Barla Lahikası | Mektub 145 | 152
(152-152)

(Süleyman Efendi, Mustafa Çavuş ve Bekir Bey’in bir fıkrasıdır.) (Isparta’daki kardeşlerimizin fıkrasındaki dâvâyı isbat eden kuvvetli iki delili gösteriyor.)

Re’fet Bey ve Husrev gibi kardeşlerimizin hârika bir sûrette yağan umûmî yağmur içinde Risâle-i Nur bereketine husûsiyetle baktığına, bizim de kanaatımız geliyor. Çünkü gözümüzle yağmur hâdisesinin, husûsi bir şekilde hizmet-i Kur’ân ve Risâle-i Nur’a baktığını iki sûretle gördük.

Birinci Sûret: Risâle-i Nur’un vâsıta-i neşri olan üstadımızın câmii, Barla’da seddedildi. Risâle-i Nur’u yazacak hâriçteki talebelerinin yanına gelmeleri men’ edildiği hengâmda kuraklık başladı. Yağmura ihtiyâc-ı şedid oldu. Sonra yağmur başladı, her tarafta yağdı. Yalnız Karaca Ahmed Sultan’dan i’tibâren, bir dâire içinde kalan Barla mıntıkasına yağmur gelmedi. Üstadımız bundan pek müteessir olarak dua ediyordu. Sonra dedi ki: “Kur’ân’ın hizmetine sed çekildi, bu köydeki mescidimiz kapandı. Bunda bir eser-i itab var ki, yağmur gelmiyor.

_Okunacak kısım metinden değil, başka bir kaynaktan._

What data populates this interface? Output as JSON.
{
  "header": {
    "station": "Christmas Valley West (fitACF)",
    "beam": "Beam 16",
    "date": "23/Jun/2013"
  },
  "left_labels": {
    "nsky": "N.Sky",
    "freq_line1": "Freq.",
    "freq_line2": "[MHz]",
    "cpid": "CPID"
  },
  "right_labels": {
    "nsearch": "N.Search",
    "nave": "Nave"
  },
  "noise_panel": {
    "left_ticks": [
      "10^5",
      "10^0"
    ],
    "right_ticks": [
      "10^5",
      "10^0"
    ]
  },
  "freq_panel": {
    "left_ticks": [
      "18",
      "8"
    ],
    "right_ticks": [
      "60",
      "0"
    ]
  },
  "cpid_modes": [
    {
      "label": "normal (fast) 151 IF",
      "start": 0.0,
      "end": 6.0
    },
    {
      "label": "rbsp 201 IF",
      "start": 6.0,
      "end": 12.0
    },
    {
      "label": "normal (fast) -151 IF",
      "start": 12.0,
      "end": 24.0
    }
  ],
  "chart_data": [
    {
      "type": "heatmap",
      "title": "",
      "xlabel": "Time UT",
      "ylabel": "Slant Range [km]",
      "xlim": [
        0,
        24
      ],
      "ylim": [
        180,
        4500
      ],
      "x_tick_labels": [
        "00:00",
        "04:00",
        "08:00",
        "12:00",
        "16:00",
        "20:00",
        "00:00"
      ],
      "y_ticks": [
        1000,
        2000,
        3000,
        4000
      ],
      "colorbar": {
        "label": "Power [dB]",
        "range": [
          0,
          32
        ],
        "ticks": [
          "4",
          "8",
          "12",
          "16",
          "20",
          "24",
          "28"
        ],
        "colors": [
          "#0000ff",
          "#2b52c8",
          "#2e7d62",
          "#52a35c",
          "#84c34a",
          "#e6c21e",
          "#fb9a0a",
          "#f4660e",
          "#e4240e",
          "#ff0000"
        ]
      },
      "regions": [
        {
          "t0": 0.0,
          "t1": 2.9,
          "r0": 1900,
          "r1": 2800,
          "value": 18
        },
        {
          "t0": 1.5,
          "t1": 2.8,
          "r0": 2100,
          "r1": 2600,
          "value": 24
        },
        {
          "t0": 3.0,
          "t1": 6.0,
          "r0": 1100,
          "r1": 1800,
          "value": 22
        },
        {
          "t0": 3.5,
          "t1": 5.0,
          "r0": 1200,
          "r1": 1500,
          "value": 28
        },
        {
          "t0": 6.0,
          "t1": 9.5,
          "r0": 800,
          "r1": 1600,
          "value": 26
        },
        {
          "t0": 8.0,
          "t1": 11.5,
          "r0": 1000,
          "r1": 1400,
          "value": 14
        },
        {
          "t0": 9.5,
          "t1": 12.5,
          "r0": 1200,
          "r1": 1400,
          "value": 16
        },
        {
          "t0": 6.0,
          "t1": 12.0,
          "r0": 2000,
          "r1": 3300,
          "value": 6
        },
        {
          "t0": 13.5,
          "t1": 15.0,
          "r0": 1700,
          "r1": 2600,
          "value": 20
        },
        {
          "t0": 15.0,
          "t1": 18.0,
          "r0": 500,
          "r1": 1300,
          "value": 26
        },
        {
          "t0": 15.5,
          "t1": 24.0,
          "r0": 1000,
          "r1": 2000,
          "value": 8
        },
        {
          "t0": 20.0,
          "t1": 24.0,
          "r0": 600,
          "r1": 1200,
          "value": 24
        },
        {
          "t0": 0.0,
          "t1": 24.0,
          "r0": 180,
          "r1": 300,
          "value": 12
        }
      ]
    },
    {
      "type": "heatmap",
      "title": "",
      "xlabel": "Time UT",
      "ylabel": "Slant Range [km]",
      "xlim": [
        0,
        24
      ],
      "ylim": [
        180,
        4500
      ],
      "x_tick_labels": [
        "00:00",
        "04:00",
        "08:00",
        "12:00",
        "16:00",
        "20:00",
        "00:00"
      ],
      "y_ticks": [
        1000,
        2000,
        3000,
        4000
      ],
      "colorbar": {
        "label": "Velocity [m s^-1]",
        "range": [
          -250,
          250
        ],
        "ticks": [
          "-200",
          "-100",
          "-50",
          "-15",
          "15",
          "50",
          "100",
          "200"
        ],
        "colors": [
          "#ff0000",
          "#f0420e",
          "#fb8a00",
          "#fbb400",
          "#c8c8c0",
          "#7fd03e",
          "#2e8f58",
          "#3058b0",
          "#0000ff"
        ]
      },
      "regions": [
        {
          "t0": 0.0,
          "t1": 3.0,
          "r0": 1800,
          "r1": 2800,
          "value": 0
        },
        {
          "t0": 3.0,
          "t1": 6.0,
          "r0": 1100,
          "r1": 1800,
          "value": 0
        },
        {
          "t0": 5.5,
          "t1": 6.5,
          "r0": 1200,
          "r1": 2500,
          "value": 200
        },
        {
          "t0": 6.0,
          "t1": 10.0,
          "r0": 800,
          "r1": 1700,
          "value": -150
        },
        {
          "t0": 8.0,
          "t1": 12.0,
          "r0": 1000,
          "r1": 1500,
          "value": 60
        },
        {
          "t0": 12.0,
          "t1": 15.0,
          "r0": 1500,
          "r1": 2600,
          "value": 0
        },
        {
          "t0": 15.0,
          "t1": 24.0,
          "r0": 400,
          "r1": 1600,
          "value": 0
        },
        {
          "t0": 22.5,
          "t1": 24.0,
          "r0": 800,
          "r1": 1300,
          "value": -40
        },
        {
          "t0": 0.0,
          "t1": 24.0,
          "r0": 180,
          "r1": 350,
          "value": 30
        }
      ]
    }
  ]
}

Öyle ise, mâdem Kur’ân’ın itabı var. “Yâsin” Suresini şefâatçı yapıp Kur’ân’ın feyzini ve bereketini isteyeceğiz.” Üstadımız, Muhacir Hâfız Ahmed Efendi’ye dedi ki: “Sen kırk bir Yâsin-i Şerif oku.” Muhacir Hâfız Ahmed Efendi bir kamışa okudu. O kamışı suya koydular. Daha yağmur alâmeti görünmezken, ikindi namazı vaktinde, üstadımız dâima itimad ettiği bir hâtırasına binâen Muhacir Hâfız Ahmed Efendi’ye söyledi ki: “Yâsinler tılsımı açtı, yağmur gelecek.”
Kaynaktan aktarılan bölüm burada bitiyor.